I get afraid sometimes when I’ve had too long to think. I see people in hospitals who cannot wash themselves, and I dread the day of my dependence. I watch marriages shatter, nightmares come of doors slamming and a figure slumped, alone and shivering. I read of hopeless burn victims, and faces void of human vestige trouble the cavernous haunts of my worry. And the babies—what must Rose of Sharon have felt birthing a dead baby? It’s horrifying to be flesh and blood if you stop and think about it—flesh and blood whimpers, weak and destructible. Can you take an easy breath if you didn’t know that flesh and blood is not all, this life not the last, and this world not the only? Can you take an easy breath if you did not know? And yet, there are times so dark when even we who know crumble to our knees in terror and grope for the indestructible promise. And God Himself will be among them.

But we are in the here and now, we are in the first things, and we need something for the mornings and nights, for both inside and out, something stronger than caffeine and Tylenol. There are the lines on His face, I tell myself, the lines carved in flesh, and wounds that have healed to scars. They are an ointment for the soul. They are a pleasing aroma. They cover the stench we carry. By His scourging we are healed.

He walked first, bravely, and we walk behind Him, tremblingly. We clutch His hand, and know gravely that He sees our terrible disease. “No one would ever love her,” they said, and shunned her like a leper—it’s enough to dam the fragile flowing in us, but thank God they are wrong. He loves us, our Savior Prince; He loves the wretched Marie’s. There are the carved lines that tell us so. Behold…My life for the sheep…a lily of the valleys…to the end of the age.
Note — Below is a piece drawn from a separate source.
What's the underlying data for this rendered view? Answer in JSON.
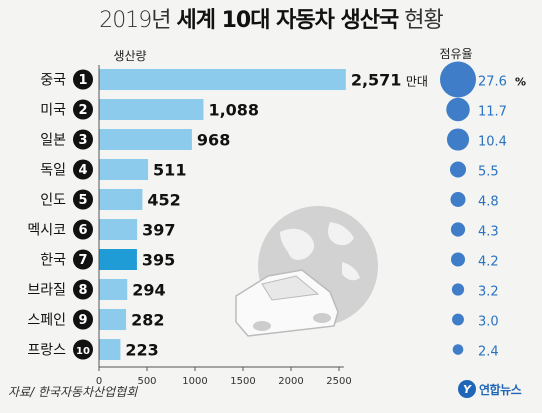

1 Joseph Heller, Catch-22 (New York: Simon and Schuster, 1989), 383.

2 Ibid., 382.

Scripture taken from: For you are dust, and to dust you shall return. ~Genesis 3:19 (ESV); But made himself nothing, taking the form of a servant, being born in the likeness of men. ~Philippians 2:7 (ESV); And I heard a loud voice from the throne, saying, "Behold, the tabernacle of God is among men, and He will dwell among them, and they shall be His people, and God Himself will be among them. ~Revelation 21:3 (NASB); But He was pierced through for our transgressions, He was crushed for our iniquities; The chastening for our well-being fell upon Him, And by His scourging we are healed. ~Isaiah 53:5 (NASB); And behold, I am with you always, to the end of the age. ~Matthew 28:20 (ESV); I am the good shepherd. I know my own and my own know me, just as the Father knows me and I know the Father; and I lay down my life for the sheep. ~John 10:14-15 (ESV); I am a rose of Sharon, a lily of the valleys. ~Song of Solomon 2:1 (ESV).

 

Li Deng is an undecided major on leave in California. She will return in fall 2006 as a member of the class of 2010.